Objectives and milestones
I spent quite a lot of time this week thinking and talking about objectives – clarifying and wearing smooth some goals we set for ourselves, share with our colleagues, and intend to deliver for NHS staff, patients and the public.
One set of these are our “tier 1” deliverables – descriptions of changes we intend to make that are significant enough to be reported in public. If our progress towards these is impeded, or if we change our minds, there’ll be governance to work through, and budgetary assumptions to reset. That’s as it should be when we’re spending public money. Never let anyone tell you that being agile means no accountability.
Crafting these outcomes and deliverables at the right level is a fine art. If they’re too specific, teams won’t maximise value by adapting as they learn through the process of delivery. If they’re too vague, multiple teams might interpret them in different ways, and we’ll never know whether we’re on the right track.
Beyond that, I also worked on high-level objectives for me and my team, which feed into my own manager’s performance objectives. It’s nearly 3 months since I started at NHSX, and having these objectives is essential for the next stage of my work with urgent and emergency care. Of the 3 objectives I have proposed:
- The first encompasses stuff from those tier 1 milestones – 2021-22 delivery in support of system outcomes, including managing emergency department demand more effectively through NHS 111 and 999
- The second is about how we create the competences required for user-centred digital transformation in the area we’re responsible for
- The third, and currently least well-formed, hosts a set of questions that might build to a vision for a value-based, patient-centred learning healthcare system, enabled by digital.
There’s more work to do with these objectives and key results in the coming week, but I’ve already printed them out and stuck them on the wall behind my desk, so I can remind myself of them every working day. I also used them to ask myself some questions for the rest of this weeknote.
How am I focusing delivery to support system outcomes?
I observed the first hour of the live services board for digital in urgent and emergency care. It was great to hear about progress on these significant national services, and the difference they’re making right now to the urgent and emergency care sector. The 111 online team sets a good example as a live service team that is continuing on-going user research, picking up signals about how patients’ needs are changing through the pandemic, and why satisfaction with some parts of the service is not where it should be.

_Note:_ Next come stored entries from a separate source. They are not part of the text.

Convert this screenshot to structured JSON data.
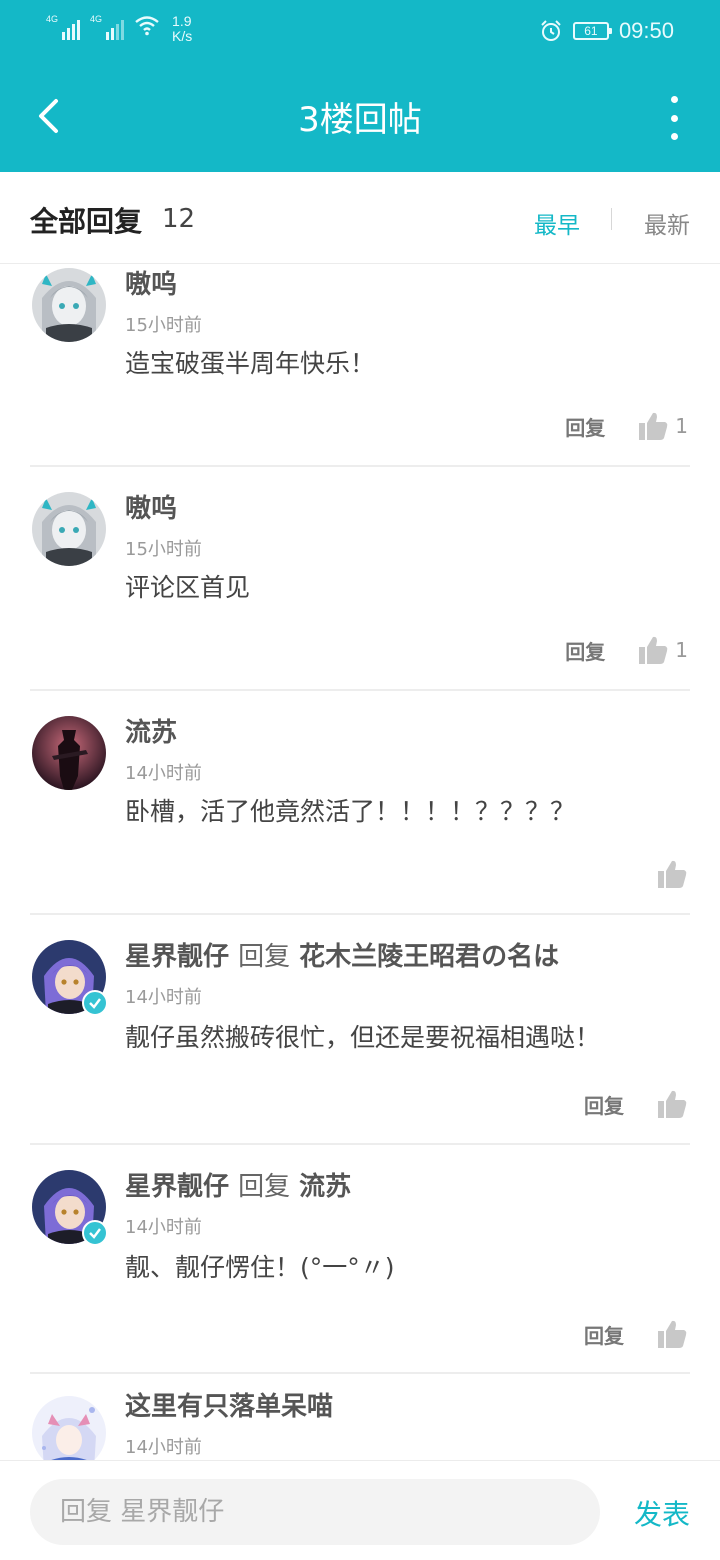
{
  "status_bar": {
    "signal1_label": "4G",
    "signal2_label": "4G",
    "speed_value": "1.9",
    "speed_unit": "K/s",
    "battery": "61",
    "time": "09:50"
  },
  "app_bar": {
    "title": "3楼回帖"
  },
  "sort": {
    "label": "全部回复",
    "count": "12",
    "option_earliest": "最早",
    "option_latest": "最新"
  },
  "comments": [
    {
      "name": "嗷呜",
      "time": "15小时前",
      "text": "造宝破蛋半周年快乐！",
      "reply_label": "回复",
      "likes": "1"
    },
    {
      "name": "嗷呜",
      "time": "15小时前",
      "text": "评论区首见",
      "reply_label": "回复",
      "likes": "1"
    },
    {
      "name": "流苏",
      "time": "14小时前",
      "text": "卧槽，活了他竟然活了！！！！？？？？"
    },
    {
      "name": "星界靓仔",
      "reply_word": "回复",
      "reply_target": "花木兰陵王昭君の名は",
      "time": "14小时前",
      "text": "靓仔虽然搬砖很忙，但还是要祝福相遇哒！",
      "reply_label": "回复"
    },
    {
      "name": "星界靓仔",
      "reply_word": "回复",
      "reply_target": "流苏",
      "time": "14小时前",
      "text": "靓、靓仔愣住！(°一°〃)",
      "reply_label": "回复"
    },
    {
      "name": "这里有只落单呆喵",
      "time": "14小时前"
    }
  ],
  "compose": {
    "placeholder": "回复 星界靓仔",
    "send_label": "发表"
  },
  "colors": {
    "accent": "#14b8c7",
    "verified_badge": "#35c3d3"
  }
}
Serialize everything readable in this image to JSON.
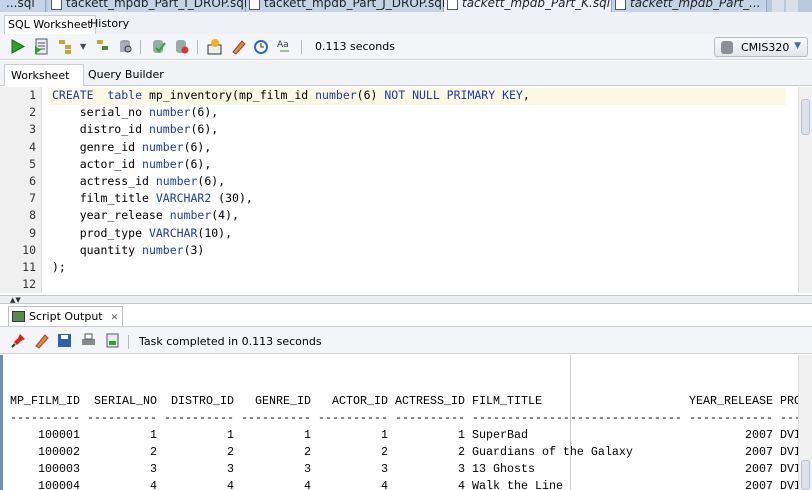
{
  "doc_tabs": [
    {
      "label": "...sql"
    },
    {
      "label": "tackett_mpdb_Part_I_DROP.sql"
    },
    {
      "label": "tackett_mpdb_Part_J_DROP.sql"
    },
    {
      "label": "tackett_mpdb_Part_K.sql",
      "active": true
    },
    {
      "label": "tackett_mpdb_Part_..."
    }
  ],
  "sql_tabs": [
    "SQL Worksheet",
    "History"
  ],
  "toolbar": {
    "elapsed": "0.113 seconds",
    "connection": "CMIS320"
  },
  "worksheet_tabs": [
    "Worksheet",
    "Query Builder"
  ],
  "editor": {
    "lines": [
      [
        [
          "kw",
          "CREATE"
        ],
        [
          "",
          "  "
        ],
        [
          "kw",
          "table"
        ],
        [
          "",
          " mp_inventory(mp_film_id "
        ],
        [
          "kw",
          "number"
        ],
        [
          "",
          "(6) "
        ],
        [
          "kw",
          "NOT NULL PRIMARY KEY"
        ],
        [
          "",
          ","
        ]
      ],
      [
        [
          "",
          "    serial_no "
        ],
        [
          "kw",
          "number"
        ],
        [
          "",
          "(6),"
        ]
      ],
      [
        [
          "",
          "    distro_id "
        ],
        [
          "kw",
          "number"
        ],
        [
          "",
          "(6),"
        ]
      ],
      [
        [
          "",
          "    genre_id "
        ],
        [
          "kw",
          "number"
        ],
        [
          "",
          "(6),"
        ]
      ],
      [
        [
          "",
          "    actor_id "
        ],
        [
          "kw",
          "number"
        ],
        [
          "",
          "(6),"
        ]
      ],
      [
        [
          "",
          "    actress_id "
        ],
        [
          "kw",
          "number"
        ],
        [
          "",
          "(6),"
        ]
      ],
      [
        [
          "",
          "    film_title "
        ],
        [
          "kw",
          "VARCHAR2"
        ],
        [
          "",
          " (30),"
        ]
      ],
      [
        [
          "",
          "    year_release "
        ],
        [
          "kw",
          "number"
        ],
        [
          "",
          "(4),"
        ]
      ],
      [
        [
          "",
          "    prod_type "
        ],
        [
          "kw",
          "VARCHAR"
        ],
        [
          "",
          "(10),"
        ]
      ],
      [
        [
          "",
          "    quantity "
        ],
        [
          "kw",
          "number"
        ],
        [
          "",
          "(3)"
        ]
      ],
      [
        [
          "",
          ");"
        ]
      ],
      [
        [
          "",
          ""
        ]
      ]
    ]
  },
  "output": {
    "tab_label": "Script Output",
    "status": "Task completed in 0.113 seconds",
    "columns": [
      "MP_FILM_ID",
      "SERIAL_NO",
      "DISTRO_ID",
      "GENRE_ID",
      "ACTOR_ID",
      "ACTRESS_ID",
      "FILM_TITLE",
      "YEAR_RELEASE",
      "PRO"
    ],
    "rows": [
      [
        "100001",
        "1",
        "1",
        "1",
        "1",
        "1",
        "SuperBad",
        "2007",
        "DVI"
      ],
      [
        "100002",
        "2",
        "2",
        "2",
        "2",
        "2",
        "Guardians of the Galaxy",
        "2007",
        "DVI"
      ],
      [
        "100003",
        "3",
        "3",
        "3",
        "3",
        "3",
        "13 Ghosts",
        "2007",
        "DVI"
      ],
      [
        "100004",
        "4",
        "4",
        "4",
        "4",
        "4",
        "Walk the Line",
        "2007",
        "DVI"
      ]
    ]
  },
  "colors": {
    "keyword": "#1c3ca8",
    "current_line": "#fdf8e4"
  }
}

I had conversations about a couple of parts of the patient journey in emergency departments that are key to high quality care and effective flow through hospital. How can staff be enabled to signal when their patient is ready to proceed from the emergency department, and how can clinicians check for opportunites to avoid admitting patients for overnight hospital stay, when other kinds of care would be more appropriate? More digging on those to do in the coming week.
How am I growing the capability for user-centred digital transformation?
With help from colleagues, I spent a day interviewing candidates for the head of transformation strategy role in my team. In fairness to the candidates, I won’t say any more about that here until they’ve all heard the outcome.
How am I working towards a patient-centred, learning healthcare system?
In last week’s note, I shared a picture I had drawn to link together two learning loops – the patient’s and the system’s. I haven’t spent as long as I might have liked on this, but I did start to plot some products, services and activities onto the picture. This helped me clarify that digital’s role in service transformation might be to bridge the gaps between patient experience and service delivery, to enrich and accelerate learning in both domains.

I’m always eager to hear your feedback and further lines of inquiry on any of the notes above.